Friends Restaurant Hyatt Centre

20 Terrace Road East Perth WA 6004
Phone: (08) 9221 0885
Fax (08) 9221 0883
www.friendsrestaurant.com.au

Five-Star Dining, One Star Performing

Five-Star restaurants often conjure image of bow ties, untouchable museum-like furnishing, and silent reserved appreciation for meticulously created food- all business, all boring, all encompassing. How wrong can people be?

Friends Restaurant in the Hyatt Centre was again awarded the Best Restaurant with Entertainment in Australia this year for its coupling of fine food with some of Australia's most loved performers.  Musician, actor, and musical thespian Normie Rowe and his band were on stage tonight and the spirit of expectation and festivity filled the air, which was already dancing with mouth wetting aromas.

As the last orange hues over the river melted into the soft pinks of the mood lighting, the first course arrived. The set menu started with a showcase of the versatility of salmon: Smoked salmon tartare, arranged with wasabi cured salmon and chilled Atlantic salmon on an avocado salsa. This dish, which reads like a lisper's nightmare, tasted like the fiction of dreams.  Friend's Chef, Alexis Jackson, paraded the full range of textures available in the fish, almost willing the palate to discern between them more deliberately. Combining wasabi and avocado salsa on the same plate provided a strong argument for multiculturalism, showing what can happen when preconceived opposites intermarry.

The main course was a fillet of beef, served with fondant potato, asparagus, mushroom, caramelised shallot and red capsicum ragout. This unpretentious dish showed the value of prime quality ingredients and uncomplicated cooking. Choosing such a dish was wise because it shone the spotlight on the wines for the main act.

Unsurprisingly, Friends' cellar was judged as Australia's best.  Our bottle of 2003 Serafino McLaren Vale Shiraz ($49) was blessed with the best of pepper and plum notes, blissfully accompanying the beef fillet mains. However, I must admit that the Chateau Lafite-Rothchild Pavillac 1 st Growth 1948 from France ($3500) would have been a wiser choice. Wines start at about $30 for a bottle, so if you cringe at spending thousands for wine, rest easy, even thirty bucks will get you something great from this list.

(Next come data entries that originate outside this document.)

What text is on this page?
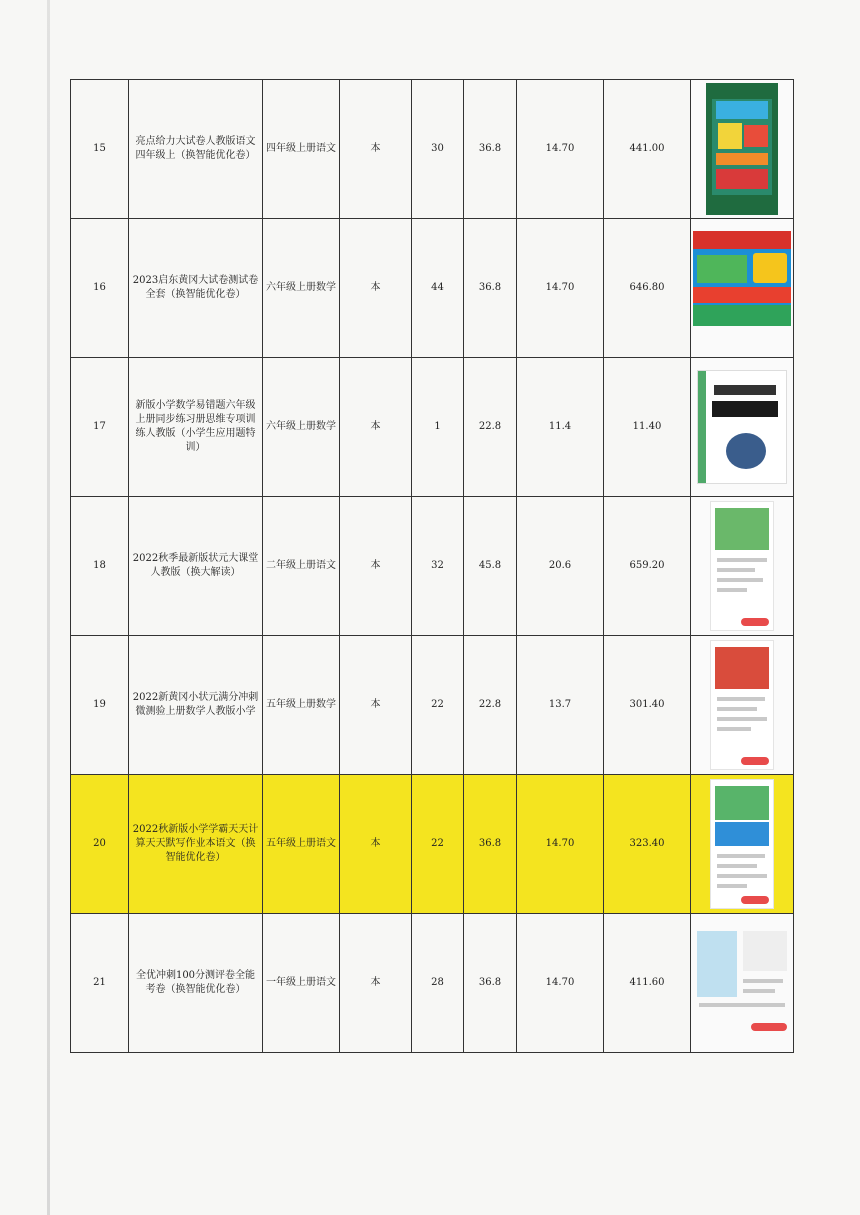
15	亮点给力大试卷人教版语文四年级上（换智能优化卷）	四年级上册语文	本	30	36.8	14.70	441.00	

16	2023启东黄冈大试卷测试卷全套（换智能优化卷）	六年级上册数学	本	44	36.8	14.70	646.80	

17	新版小学数学易错题六年级上册同步练习册思维专项训练人教版（小学生应用题特训）	六年级上册数学	本	1	22.8	11.4	11.40	

18	2022秋季最新版状元大课堂人教版（换大解读）	二年级上册语文	本	32	45.8	20.6	659.20	

19	2022新黄冈小状元满分冲刺微测验上册数学人教版小学	五年级上册数学	本	22	22.8	13.7	301.40	

20	2022秋新版小学学霸天天计算天天默写作业本语文（换智能优化卷）	五年级上册语文	本	22	36.8	14.70	323.40	

21	全优冲刺100分测评卷全能考卷（换智能优化卷）	一年级上册语文	本	28	36.8	14.70	411.60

The final act consisted of passionfruit pannacotta with coconut and Bacardi sorbet. The sorbet's coolness and fizzing zinginess awoke my palate like a splash of fresh water.  Its contrast to the wine's tannins was like a tennis match between John MacEnroe and Ivan Lendal- a thrilling interplay of whimsical delicacy and raw power.

Finally, to the encore: Normie Rowe opened with Van Morrison's "Bright Side of the Road", which only served to lift the already festive crowd. Waving hands and a one-for-all singalong broke out. Normie periodically halted mid-song to talk to the diners who were only four feet away. Qué será, será lifted the crowd higher and I knew there was no turning back.

So many restaurants are weak impersonations of each other; Friends is not. The restaurant's name is particularly appropriate, with owners  Clyde and Lesley Bevan and their team treating their diners with anything but the detached hovering of many fine dining establishments. No wonder Normie rated it amongst his top two favourite Australian restaurants.

Australian legends Joe Camilleri, Daryl Braithwaite, and Mental as Anything are all scheduled to perform at Friends in the coming months, so book your seat, raise your glass, and toast them in style.